Kent Overstreet <kent.overstreet@xxxxxxxxx> · Tue, 24 Sep 2024 22:13:01 -0400

On Wed, Sep 25, 2024 at 11:00:10AM GMT, Dave Chinner wrote:
> > Eh? Of course it'd have to be coherent, but just checking if an inode is
> > present in the VFS cache is what, 1-2 cache misses? Depending on hash
> > table fill factor...
> 
> Sure, when there is no contention and you have CPU to spare. But the
> moment the lookup hits contention problems (i.e. we are exceeding
> the cache lookup scalability capability), we are straight back to
> running a VFS cache speed instead of uncached speed.

The cache lookups are just reads; they don't introduce scalability
issues, unless they're contending with other cores writing to those
cachelines - checking if an item is present in a hash table is trivial
to do locklessly.

But pulling an inode into and then evicting it from the inode cache
entails a lot more work - just initializing a struct inode is
nontrivial, and then there's the (multiple) shared data structures you
have to manipulate.

> Keep in mind that not having a referenced inode opens up the code to
> things like pre-emption races. i.e. a cache miss doesn't prevent
> the current task from being preempted before it reads the inode
> information into the user buffer. The VFS inode could bei
> instantiated and modified before the uncached access runs again and
> pulls stale information from the underlying buffer and returns that
> to userspace.

Yeah, if you're reading from a buffer cache that doesn't have a lock
that does get dicy - but for bcachefs where we're reading from a btree
node that does have a lock it's quite manageable.
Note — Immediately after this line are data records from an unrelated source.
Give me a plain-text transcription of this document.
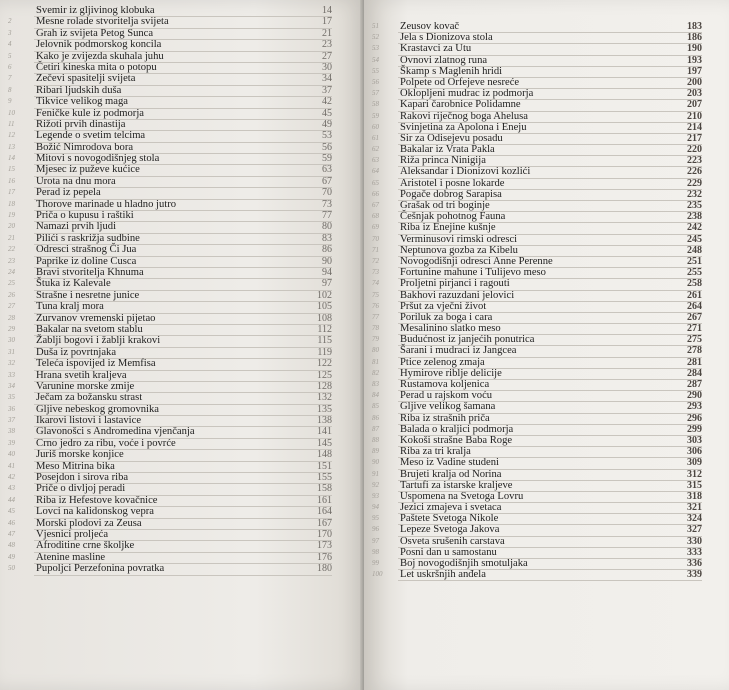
Svemir iz gljivinog klobuka	14
2 Mesne rolade stvoriteljа svijeta	17
3 Grah iz svijeta Petog Sunca	21
4 Jelovnik podmorskog koncila	23
5 Kako je zvijezda skuhala juhu	27
6 Četiri kineska mita o potopu	30
7 Zečevi spasitelji svijeta	34
8 Ribari ljudskih duša	37
9 Tikvice velikog maga	42
10 Feničke kule iz podmorja	45
11 Rižoti prvih dinastija	49
12 Legende o svetim telcima	53
13 Božić Nimrodova bora	56
14 Mitovi s novogodišnjeg stola	59
15 Mjesec iz puževe kućice	63
16 Urota na dnu mora	67
17 Perad iz pepela	70
18 Thorove marinade u hladno jutro	73
19 Priča o kupusu i raštiki	77
20 Namazi prvih ljudi	80
21 Pilići s raskrižja sudbine	83
22 Odresci strašnog Či Jua	86
23 Paprike iz doline Cusca	90
24 Bravi stvoritelja Khnuma	94
25 Štuka iz Kalevale	97
26 Strašne i nesretne junice	102
27 Tuna kralj mora	105
28 Zurvanov vremenski pijetao	108
29 Bakalar na svetom stablu	112
30 Žablji bogovi i žablji krakovi	115
31 Duša iz povrtnjaka	119
32 Teleća ispovijed iz Memfisa	122
33 Hrana svetih kraljeva	125
34 Varunine morske zmije	128
35 Ječam za božansku strast	132
36 Gljive nebeskog gromovnika	135
37 Ikarovi listovi i lastavice	138
38 Glavonošci s Andromedina vjenčanja	141
39 Crno jedro za ribu, voće i povrće	145
40 Juriš morske konjice	148
41 Meso Mitrina bika	151
42 Posejdon i sirova riba	155
43 Priče o divljoj peradi	158
44 Riba iz Hefestove kovačnice	161
45 Lovci na kalidonskog vepra	164
46 Morski plodovi za Zeusa	167
47 Vjesnici proljeća	170
48 Afroditine crne školjke	173
49 Atenine masline	176
50 Pupoljci Perzefonina povratka	180
51 Zeusov kovač	183
52 Jela s Dionizova stola	186
53 Krastavci za Utu	190
54 Ovnovi zlatnog runa	193
55 Škamp s Maglenih hridi	197
56 Polpete od Orfejeve nesreće	200
57 Oklopljeni mudrac iz podmorja	203
58 Kapari čarobnice Polidamne	207
59 Rakovi riječnog boga Ahelusa	210
60 Svinjetina za Apolona i Eneju	214
61 Sir za Odisejevu posadu	217
62 Bakalar iz Vrata Pakla	220
63 Riža princa Ninigija	223
64 Aleksandar i Dionizovi kozlići	226
65 Aristotel i posne lokarde	229
66 Pogače dobrog Sarapisa	232
67 Grašak od tri boginje	235
68 Češnjak pohotnog Fauna	238
69 Riba iz Enejine kušnje	242
70 Verminusovi rimski odresci	245
71 Neptunova gozba za Kibelu	248
72 Novogodišnji odresci Anne Perenne	251
73 Fortunine mahune i Tulijevo meso	255
74 Proljetni pirjanci i ragouti	258
75 Bakhovi razuzdani jelovici	261
76 Pršut za vječni život	264
77 Poriluk za boga i cara	267
78 Mesalinino slatko meso	271
79 Budućnost iz janjećih ponutrica	275
80 Šarani i mudraci iz Jangcea	278
81 Ptice zelenog zmaja	281
82 Hymirove riblje delicije	284
83 Rustamova koljenica	287
84 Perad u rajskom voću	290
85 Gljive velikog šamana	293
86 Riba iz strašnih priča	296
87 Balada o kraljici podmorja	299
88 Kokoši strašne Baba Roge	303
89 Riba za tri kralja	306
90 Meso iz Vadine studeni	309
91 Brujeti kralja od Norina	312
92 Tartufi za istarske kraljeve	315
93 Uspomena na Svetoga Lovru	318
94 Jezici zmajeva i svetaca	321
95 Paštete Svetoga Nikole	324
96 Lepeze Svetoga Jakova	327
97 Osveta srušenih carstava	330
98 Posni dan u samostanu	333
99 Boj novogodišnjih smotuljaka	336
100 Let uskršnjih anđela	339
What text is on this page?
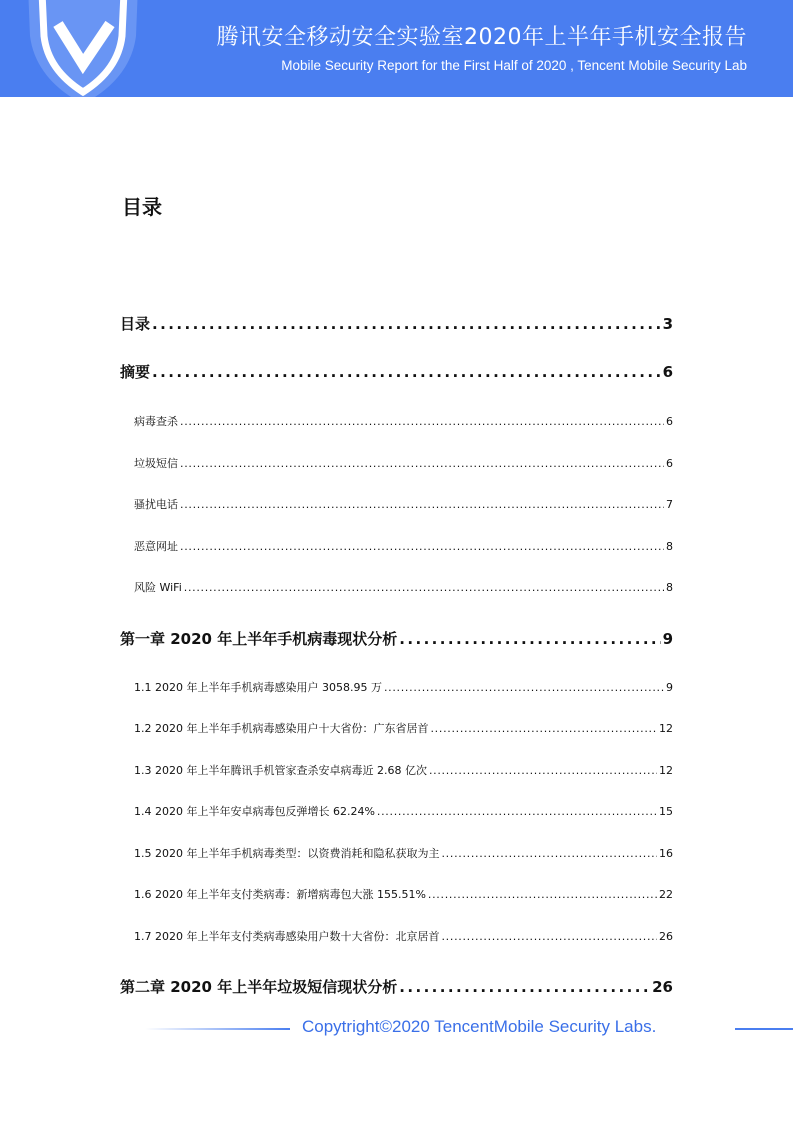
腾讯安全移动安全实验室2020年上半年手机安全报告
Mobile Security Report for the First Half of 2020 , Tencent Mobile Security Lab
目录
目录 . . .	3
摘要 . . .	6
病毒查杀 . . .	6
垃圾短信 . . .	6
骚扰电话 . . .	7
恶意网址 . . .	8
风险 WiFi . . .	8
第一章 2020 年上半年手机病毒现状分析 . . .	9
1.1 2020 年上半年手机病毒感染用户 3058.95 万 . . .	9
1.2 2020 年上半年手机病毒感染用户十大省份：广东省居首 . . .	12
1.3 2020 年上半年腾讯手机管家查杀安卓病毒近 2.68 亿次 . . .	12
1.4 2020 年上半年安卓病毒包反弹增长 62.24% . . .	15
1.5 2020 年上半年手机病毒类型：以资费消耗和隐私获取为主 . . .	16
1.6 2020 年上半年支付类病毒：新增病毒包大涨 155.51% . . .	22
1.7 2020 年上半年支付类病毒感染用户数十大省份：北京居首 . . .	26
第二章 2020 年上半年垃圾短信现状分析 . . .	26
Copytright©2020 TencentMobile Security Labs.
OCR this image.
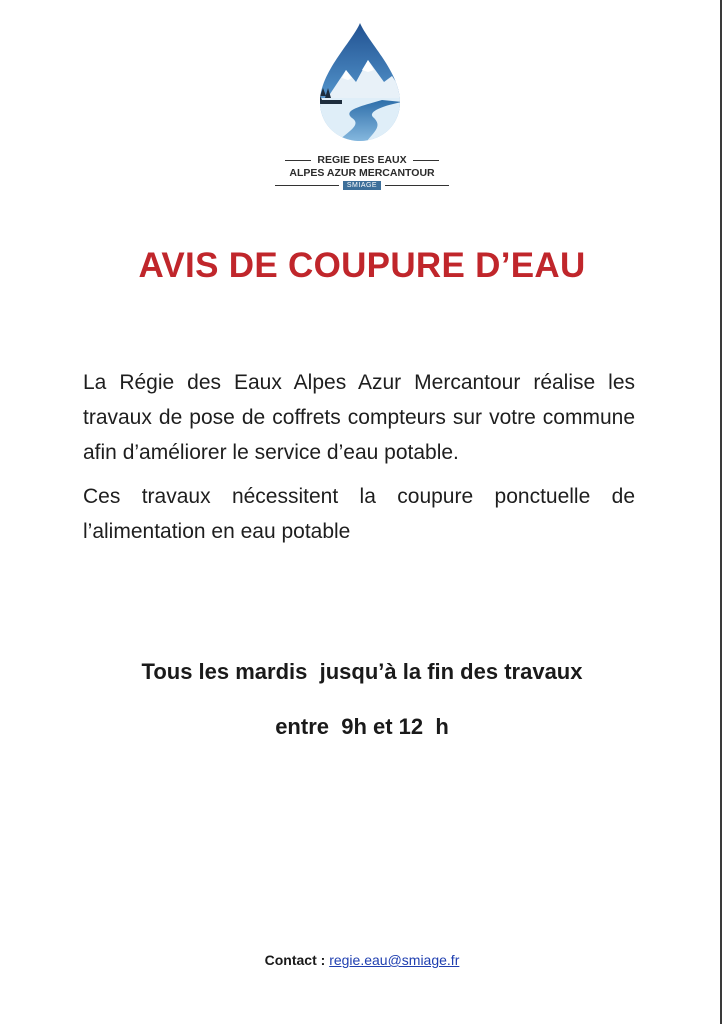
REGIE DES EAUX
ALPES AZUR MERCANTOUR
SMIAGE
AVIS DE COUPURE D’EAU

La Régie des Eaux Alpes Azur Mercantour réalise les travaux de pose de coffrets compteurs sur votre commune afin d’améliorer le service d’eau potable.

Ces travaux nécessitent la coupure ponctuelle de l’alimentation en eau potable

Tous les mardis  jusqu’à la fin des travaux
entre  9h et 12  h
Contact : regie.eau@smiage.fr
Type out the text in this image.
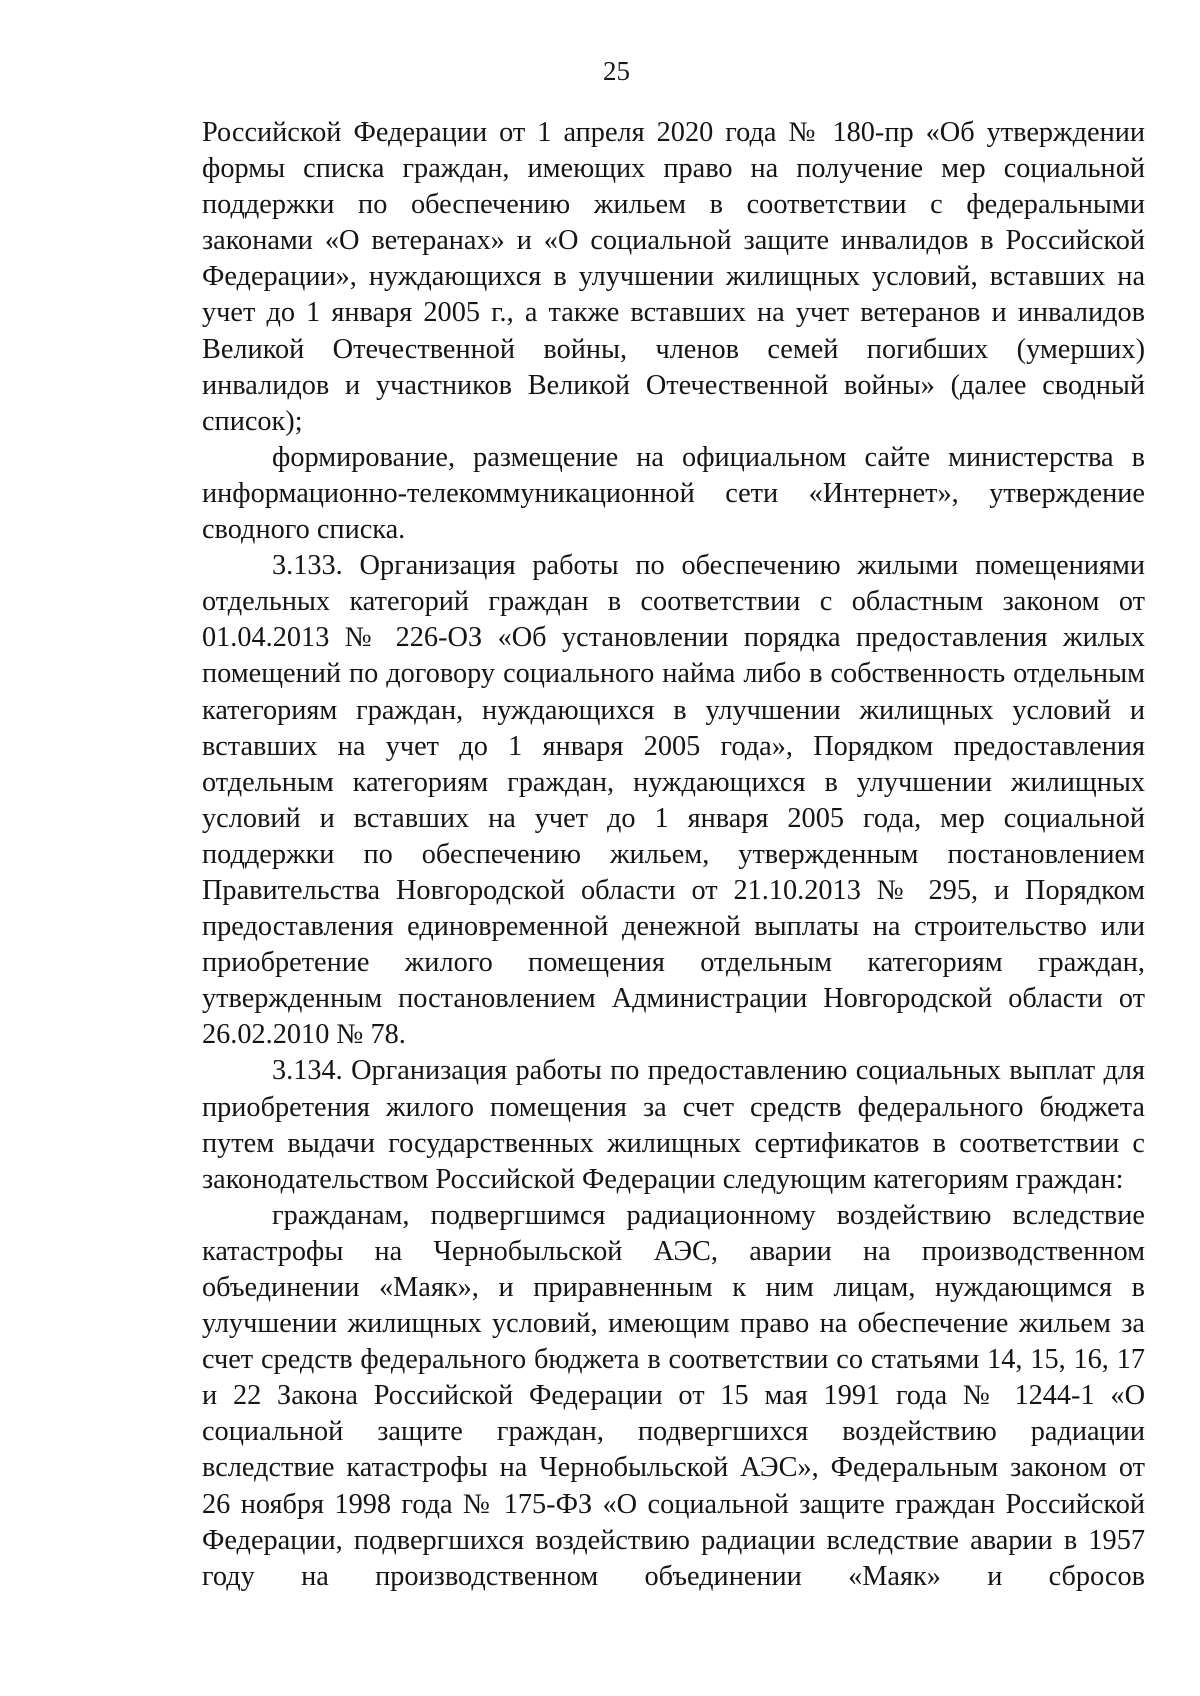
25

Российской Федерации от 1 апреля 2020 года № 180-пр «Об утверждении формы списка граждан, имеющих право на получение мер социальной поддержки по обеспечению жильем в соответствии с федеральными законами «О ветеранах» и «О социальной защите инвалидов в Российской Федерации», нуждающихся в улучшении жилищных условий, вставших на учет до 1 января 2005 г., а также вставших на учет ветеранов и инвалидов Великой Отечественной войны, членов семей погибших (умерших) инвалидов и участников Великой Отечественной войны» (далее сводный список);

формирование, размещение на официальном сайте министерства в информационно-телекоммуникационной сети «Интернет», утверждение сводного списка.

3.133. Организация работы по обеспечению жилыми помещениями отдельных категорий граждан в соответствии с областным законом от 01.04.2013 № 226-ОЗ «Об установлении порядка предоставления жилых помещений по договору социального найма либо в собственность отдельным категориям граждан, нуждающихся в улучшении жилищных условий и вставших на учет до 1 января 2005 года», Порядком предоставления отдельным категориям граждан, нуждающихся в улучшении жилищных условий и вставших на учет до 1 января 2005 года, мер социальной поддержки по обеспечению жильем, утвержденным постановлением Правительства Новгородской области от 21.10.2013 № 295, и Порядком предоставления единовременной денежной выплаты на строительство или приобретение жилого помещения отдельным категориям граждан, утвержденным постановлением Администрации Новгородской области от 26.02.2010 № 78.

3.134. Организация работы по предоставлению социальных выплат для приобретения жилого помещения за счет средств федерального бюджета путем выдачи государственных жилищных сертификатов в соответствии с законодательством Российской Федерации следующим категориям граждан:

гражданам, подвергшимся радиационному воздействию вследствие катастрофы на Чернобыльской АЭС, аварии на производственном объединении «Маяк», и приравненным к ним лицам, нуждающимся в улучшении жилищных условий, имеющим право на обеспечение жильем за счет средств федерального бюджета в соответствии со статьями 14, 15, 16, 17 и 22 Закона Российской Федерации от 15 мая 1991 года № 1244-1 «О социальной защите граждан, подвергшихся воздействию радиации вследствие катастрофы на Чернобыльской АЭС», Федеральным законом от 26 ноября 1998 года № 175-ФЗ «О социальной защите граждан Российской Федерации, подвергшихся воздействию радиации вследствие аварии в 1957 году на производственном объединении «Маяк» и сбросов
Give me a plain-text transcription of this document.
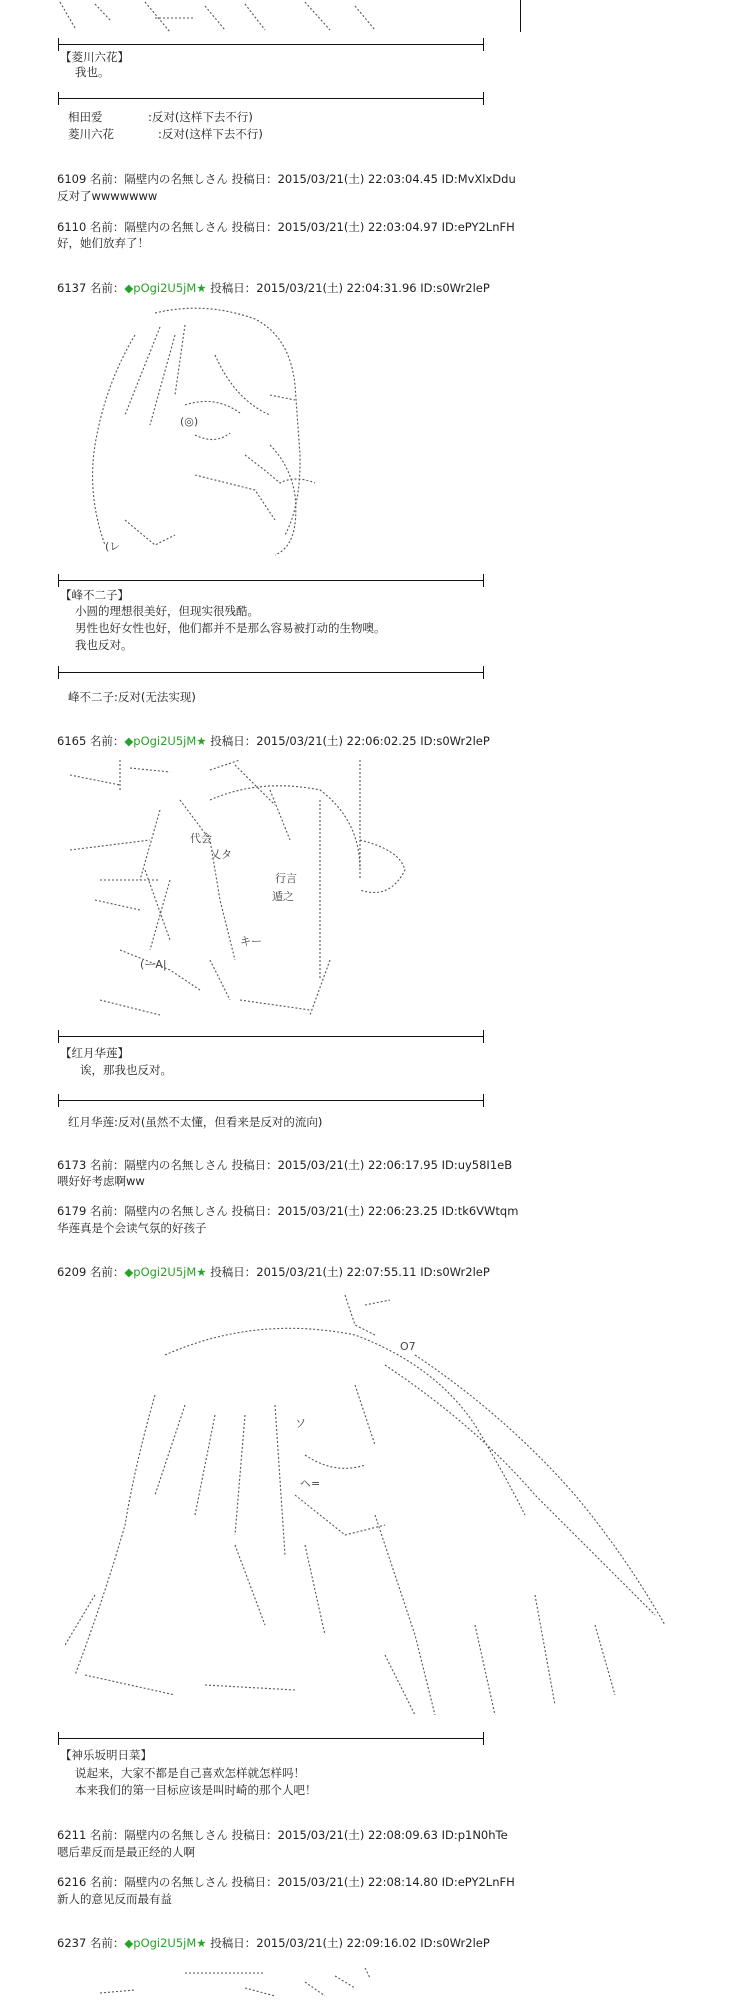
【菱川六花】
我也。
相田爱	:反对(这样下去不行)
菱川六花	:反对(这样下去不行)
6109 名前：隔壁内の名無しさん 投稿日：2015/03/21(土) 22:03:04.45 ID:MvXlxDdu
反对了wwwwwww
6110 名前：隔壁内の名無しさん 投稿日：2015/03/21(土) 22:03:04.97 ID:ePY2LnFH
好，她们放弃了！
6137 名前：◆pOgi2U5jM★ 投稿日：2015/03/21(土) 22:04:31.96 ID:s0Wr2leP
(◎)
(レ
【峰不二子】
小圆的理想很美好，但现实很残酷。
男性也好女性也好，他们都并不是那么容易被打动的生物噢。
我也反对。
峰不二子:反对(无法实现)
6165 名前：◆pOgi2U5jM★ 投稿日：2015/03/21(土) 22:06:02.25 ID:s0Wr2leP
代会
乂タ
行言
遁之
(ーA|
キー
【红月华莲】
诶，那我也反对。
红月华莲:反对(虽然不太懂，但看来是反对的流向)
6173 名前：隔壁内の名無しさん 投稿日：2015/03/21(土) 22:06:17.95 ID:uy58I1eB
喂好好考虑啊ww
6179 名前：隔壁内の名無しさん 投稿日：2015/03/21(土) 22:06:23.25 ID:tk6VWtqm
华莲真是个会读气氛的好孩子
6209 名前：◆pOgi2U5jM★ 投稿日：2015/03/21(土) 22:07:55.11 ID:s0Wr2leP
ソ
O7
ヘ=
【神乐坂明日菜】
说起来，大家不都是自己喜欢怎样就怎样吗！
本来我们的第一目标应该是叫时崎的那个人吧！
6211 名前：隔壁内の名無しさん 投稿日：2015/03/21(土) 22:08:09.63 ID:p1N0hTe
嗯后辈反而是最正经的人啊
6216 名前：隔壁内の名無しさん 投稿日：2015/03/21(土) 22:08:14.80 ID:ePY2LnFH
新人的意见反而最有益
6237 名前：◆pOgi2U5jM★ 投稿日：2015/03/21(土) 22:09:16.02 ID:s0Wr2leP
And incidentally this sort of "we have a cache on top of the btree, but
sometimes we have to do direct access" is already something that comes
up a lot in bcachefs, primarily for the alloc btree. _Tons_ of fun, but
doesn't actually come up here for us since we don't use the vfs inode
cache as a writeback cache.

Now, for some completely different sillyness, there's actually _three_
levels of caching for inodes in bcachefs: btree node cache, btree key
cache, then the vfs cache. In the first two inodes are packed down to
~100 bytes so it's not that bad, but it does make you go "...what?". It
would be nice in theory to collapse - but the upside is that we don't
have the interactions between the vfs inode cache and journalling that
xfs has.

But if vfs inodes no longer have their own lifetime like you've been
talking about, that might open up interesting possibilities.